I’m playing with the new vsearch clustering option, and after having get.oturep and make.shared fail often, I think something might be wrong with the way cluster(method=agc) is constructing the listfile, since make.shared reports it has more sequences than the original fasta file:
complete_set.unique.good.filter.unique.precluster.pick.fasta (209,950 seqs)
complete_set.unique.good.filter.unique.precluster.denovo.uchime.pick.count_table (209,950 seqs)
#this gives the following output:
You did not set a cutoff, using 0.03.
vsearch v1.11.1_linux_x86_64, 15.6GB RAM, 8 cores
Reading file complete_set.unique.good.filter.unique.precluster.pick.fasta.sorted.fasta.temp 100%
89705266 nt in 206950 seqs, min 397, max 453, avg 433 # <- vsearch reads the correct number of sequences
Clusters: 32062 Size min 1, max 1923, avg 6.5
Singletons: 21977, 10.6% of seqs, 68.5% of clusters
It took 512 seconds to cluster
Output File Names:
Then run make.shared
and this returns a long list of
[ERROR]: S23S244_6302 is in your listfile and not in your count file. Please correct.
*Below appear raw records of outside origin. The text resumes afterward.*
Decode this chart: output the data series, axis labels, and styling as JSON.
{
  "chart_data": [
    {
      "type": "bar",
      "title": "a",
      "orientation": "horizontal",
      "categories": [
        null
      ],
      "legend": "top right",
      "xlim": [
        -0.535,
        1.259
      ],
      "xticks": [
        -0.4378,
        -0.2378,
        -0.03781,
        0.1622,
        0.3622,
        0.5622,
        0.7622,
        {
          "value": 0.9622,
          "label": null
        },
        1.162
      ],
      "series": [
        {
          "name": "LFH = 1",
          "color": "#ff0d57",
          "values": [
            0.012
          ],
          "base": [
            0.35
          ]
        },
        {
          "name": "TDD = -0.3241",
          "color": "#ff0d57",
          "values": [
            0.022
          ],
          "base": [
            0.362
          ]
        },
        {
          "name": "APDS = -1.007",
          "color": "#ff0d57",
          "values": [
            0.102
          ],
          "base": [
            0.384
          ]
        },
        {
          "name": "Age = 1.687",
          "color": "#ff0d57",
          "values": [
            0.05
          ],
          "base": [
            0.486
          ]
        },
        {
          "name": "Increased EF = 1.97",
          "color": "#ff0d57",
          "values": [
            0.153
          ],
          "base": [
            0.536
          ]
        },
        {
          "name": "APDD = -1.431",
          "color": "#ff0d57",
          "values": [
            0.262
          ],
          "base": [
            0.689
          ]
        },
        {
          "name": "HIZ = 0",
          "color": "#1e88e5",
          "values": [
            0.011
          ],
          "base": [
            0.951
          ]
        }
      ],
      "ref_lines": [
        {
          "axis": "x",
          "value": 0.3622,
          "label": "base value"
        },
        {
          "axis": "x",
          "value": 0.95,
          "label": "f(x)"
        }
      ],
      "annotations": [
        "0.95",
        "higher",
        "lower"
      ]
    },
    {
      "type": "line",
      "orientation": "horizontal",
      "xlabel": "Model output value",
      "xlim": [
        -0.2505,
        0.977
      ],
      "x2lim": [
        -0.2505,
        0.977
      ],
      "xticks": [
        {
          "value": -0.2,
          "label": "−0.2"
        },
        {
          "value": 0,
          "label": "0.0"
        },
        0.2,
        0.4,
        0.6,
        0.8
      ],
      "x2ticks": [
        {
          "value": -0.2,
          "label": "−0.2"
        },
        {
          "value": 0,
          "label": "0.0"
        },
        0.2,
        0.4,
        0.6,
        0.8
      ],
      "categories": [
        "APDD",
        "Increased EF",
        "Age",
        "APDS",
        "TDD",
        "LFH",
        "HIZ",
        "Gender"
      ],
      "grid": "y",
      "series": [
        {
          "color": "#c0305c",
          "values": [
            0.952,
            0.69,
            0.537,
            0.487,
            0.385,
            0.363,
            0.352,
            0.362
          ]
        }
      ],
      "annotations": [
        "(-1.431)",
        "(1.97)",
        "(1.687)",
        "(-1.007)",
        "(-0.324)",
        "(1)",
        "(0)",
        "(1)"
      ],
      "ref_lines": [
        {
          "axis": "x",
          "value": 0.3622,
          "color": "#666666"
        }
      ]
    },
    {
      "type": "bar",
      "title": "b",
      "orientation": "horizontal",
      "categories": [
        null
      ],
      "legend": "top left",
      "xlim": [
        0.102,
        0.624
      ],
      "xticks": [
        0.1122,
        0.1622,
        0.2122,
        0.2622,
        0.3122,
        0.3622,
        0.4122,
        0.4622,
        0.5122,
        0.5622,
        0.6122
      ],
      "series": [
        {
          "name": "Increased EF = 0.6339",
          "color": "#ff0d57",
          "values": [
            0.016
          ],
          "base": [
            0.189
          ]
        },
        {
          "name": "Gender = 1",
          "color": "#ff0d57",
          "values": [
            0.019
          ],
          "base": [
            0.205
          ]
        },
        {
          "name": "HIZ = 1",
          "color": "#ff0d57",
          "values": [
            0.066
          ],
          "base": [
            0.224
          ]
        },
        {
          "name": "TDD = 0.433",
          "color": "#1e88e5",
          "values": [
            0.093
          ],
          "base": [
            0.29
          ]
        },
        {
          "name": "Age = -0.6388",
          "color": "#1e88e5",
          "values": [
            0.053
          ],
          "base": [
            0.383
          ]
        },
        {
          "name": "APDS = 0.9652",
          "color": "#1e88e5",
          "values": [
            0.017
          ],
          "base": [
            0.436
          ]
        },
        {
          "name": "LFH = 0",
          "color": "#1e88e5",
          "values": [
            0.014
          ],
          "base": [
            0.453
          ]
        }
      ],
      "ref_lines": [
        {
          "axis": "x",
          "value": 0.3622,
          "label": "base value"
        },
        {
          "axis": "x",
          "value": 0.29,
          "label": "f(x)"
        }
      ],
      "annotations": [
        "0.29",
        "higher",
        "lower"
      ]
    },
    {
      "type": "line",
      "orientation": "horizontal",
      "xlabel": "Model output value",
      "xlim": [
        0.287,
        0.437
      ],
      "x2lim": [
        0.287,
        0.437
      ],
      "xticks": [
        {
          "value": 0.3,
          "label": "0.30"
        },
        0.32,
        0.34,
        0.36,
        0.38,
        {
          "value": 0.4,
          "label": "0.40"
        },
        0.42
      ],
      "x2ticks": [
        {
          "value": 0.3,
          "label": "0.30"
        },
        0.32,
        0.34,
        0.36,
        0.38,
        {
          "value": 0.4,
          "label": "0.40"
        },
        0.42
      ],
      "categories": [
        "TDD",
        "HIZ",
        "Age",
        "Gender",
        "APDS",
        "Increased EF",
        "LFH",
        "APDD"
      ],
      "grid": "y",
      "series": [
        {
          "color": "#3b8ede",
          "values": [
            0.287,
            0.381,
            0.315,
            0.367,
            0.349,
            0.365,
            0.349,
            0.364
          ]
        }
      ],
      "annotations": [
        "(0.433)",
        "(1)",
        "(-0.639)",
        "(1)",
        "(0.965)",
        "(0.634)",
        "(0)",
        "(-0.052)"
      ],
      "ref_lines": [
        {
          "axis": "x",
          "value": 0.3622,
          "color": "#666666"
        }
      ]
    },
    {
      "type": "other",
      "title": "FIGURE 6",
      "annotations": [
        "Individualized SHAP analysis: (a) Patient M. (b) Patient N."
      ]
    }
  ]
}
Your group file contains 206950 sequences and list file contains 239012 sequences. Please correct.
And now the listfile is reportedly 239012 sequences. None of the files in the pipeline have this precise number, and I checked nothing else is being used with get.current().
I also checked the presence of some of the sequences in both files, and they are both there as far as I can tell.